Describe the problem/error/question
I’m building a multimodal AI assistant in n8n that receives fragmented messages from WhatsApp (text, audio, image, PDF), and I need to accumulate those messages using Redis so that they can be processed together after the user finishes sending.
The goal is to simulate a smart buffer, where each input is temporarily stored and, after a short delay (like 6s), all parts are retrieved, parsed, merged, and sent to OpenAI GPT-4o for response generation.
I’m using the Redis
node (via Upstash) to Push
each message (as JSON.stringify($json)
), and then I Get
them back to reconstruct the context.
There is no error message, but i can’t think in a solution, and the jsons end up not matching, in the node if.
I wanna create an humanized ai agent for a medical clinic,.
One of the most important things I’ve realized while developing a conversational AI system is that people rarely send everything they want to say in a single message.

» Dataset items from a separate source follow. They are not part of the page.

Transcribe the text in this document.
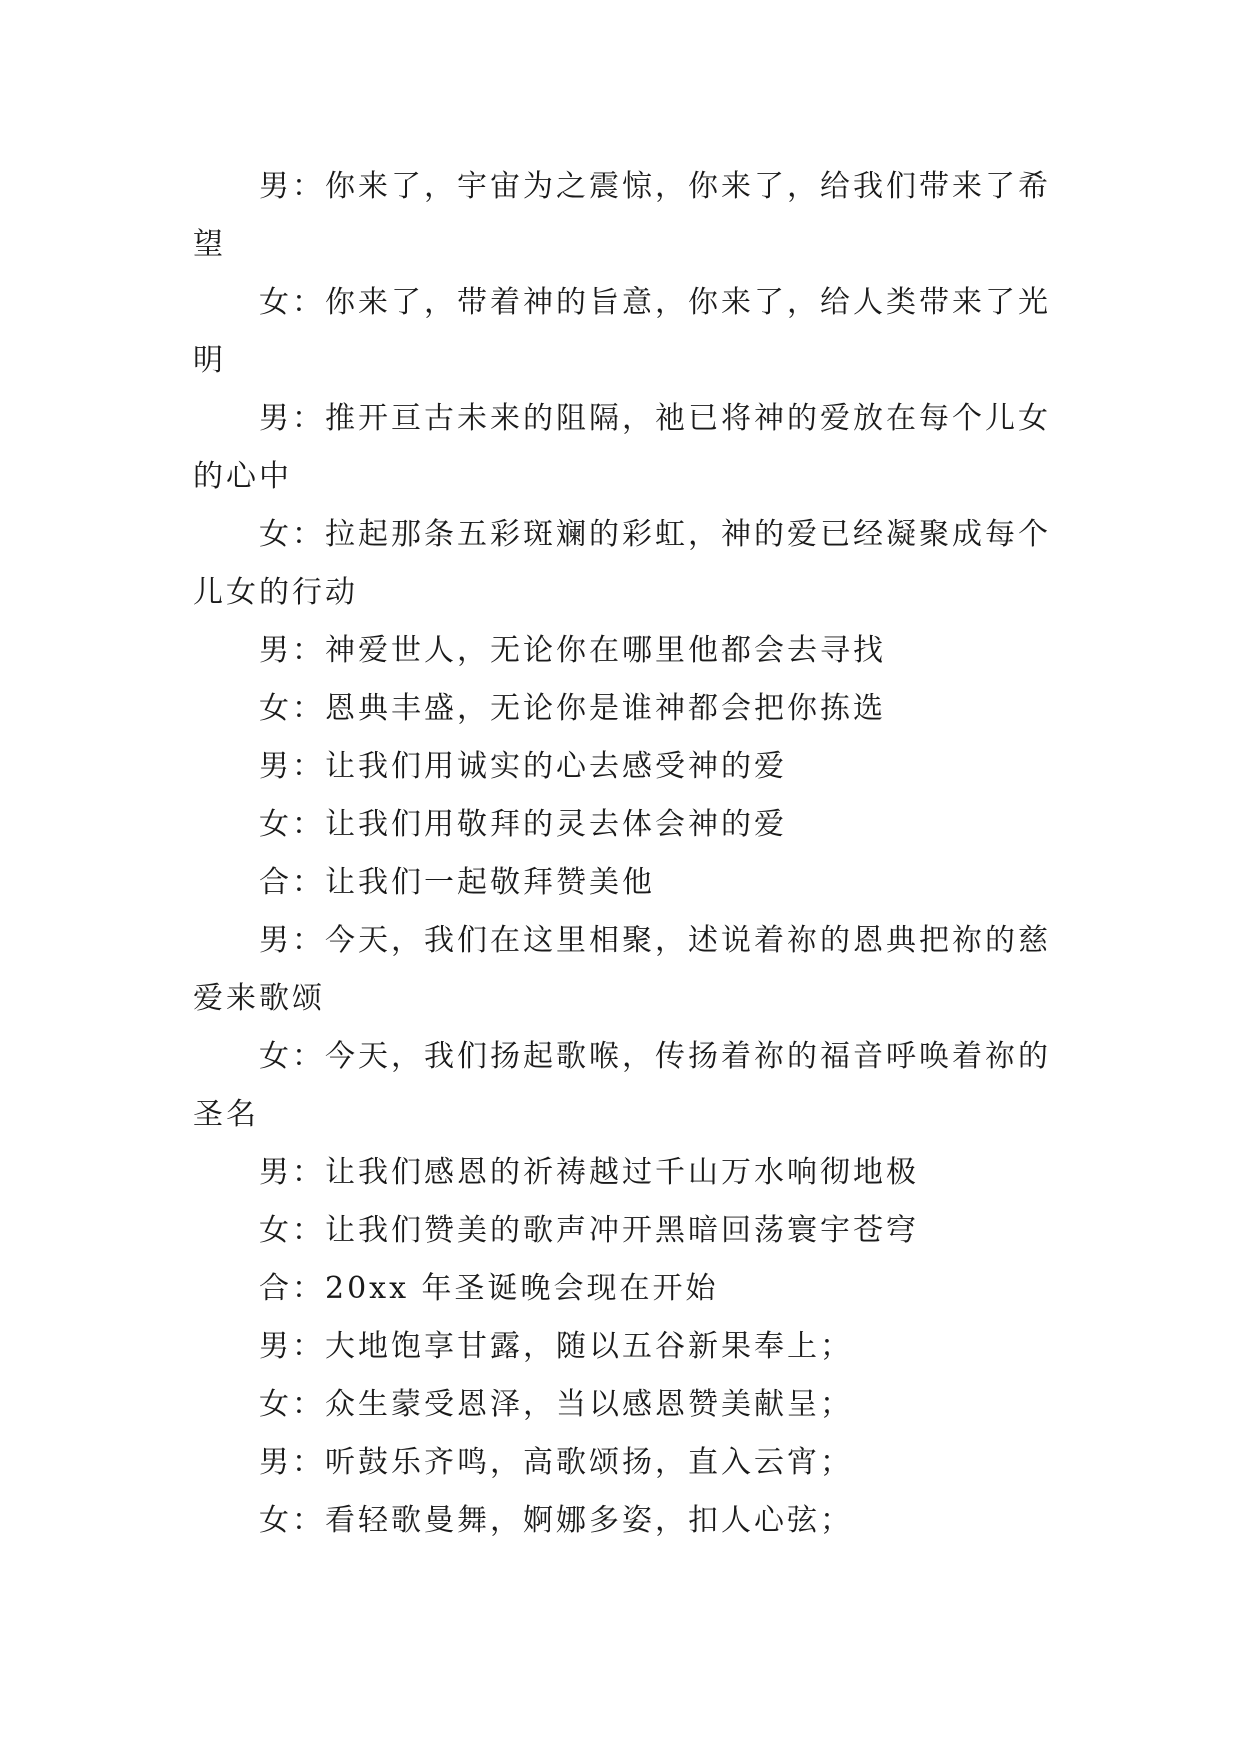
男：你来了，宇宙为之震惊，你来了，给我们带来了希望

女：你来了，带着神的旨意，你来了，给人类带来了光明

男：推开亘古未来的阻隔，祂已将神的爱放在每个儿女的心中

女：拉起那条五彩斑斓的彩虹，神的爱已经凝聚成每个儿女的行动

男：神爱世人，无论你在哪里他都会去寻找

女：恩典丰盛，无论你是谁神都会把你拣选

男：让我们用诚实的心去感受神的爱

女：让我们用敬拜的灵去体会神的爱

合：让我们一起敬拜赞美他

男：今天，我们在这里相聚，述说着祢的恩典把祢的慈爱来歌颂

女：今天，我们扬起歌喉，传扬着祢的福音呼唤着祢的圣名

男：让我们感恩的祈祷越过千山万水响彻地极

女：让我们赞美的歌声冲开黑暗回荡寰宇苍穹

合：20xx 年圣诞晚会现在开始

男：大地饱享甘露，随以五谷新果奉上；

女：众生蒙受恩泽，当以感恩赞美献呈；

男：听鼓乐齐鸣，高歌颂扬，直入云宵；

女：看轻歌曼舞，婀娜多姿，扣人心弦；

Especially in messaging apps like WhatsApp, it’s common for users to break up their thoughts — they might start with a short text, follow up with a voice note, then add an image or even a PDF. This is natural human behavior. Yet most automation flows or AI integrations are designed to respond immediately to each incoming message, without waiting or checking if there’s more coming.
That leads to shallow responses, lack of context, and a poor user experience.
To solve this, I implemented a buffering mechanism that listens across different types of media. Whenever the user sends something — whether it’s a text, audio, image, or document — it gets processed into plain text and temporarily stored. A short wait period (like 6 seconds) gives the user time to finish expressing themselves. Only after that, all the accumulated pieces are retrieved and analyzed together as a single context.
This allows the AI to fully understand the intention behind the conversation, rather than responding prematurely based on incomplete input.
It also handles mixed media seamlessly. For example, the user can send a message like:
- A short text saying they want an appointment
- A voice note with the preferred time
- A photo of an exam result
- A PDF with their medical history
Each of those is individually processed — voice is transcribed, images are interpreted using vision models, documents are parsed — and then everything is merged into one unified input for the AI to reason over.
This gives the assistant the ability to respond with depth, clarity, and context-awareness. It doesn’t just reply to a message. It responds to the whole situation.
And that, I believe, is what separates a real AI experience from a chatbot that just reacts.
If anyone can help me, I will be very grateful.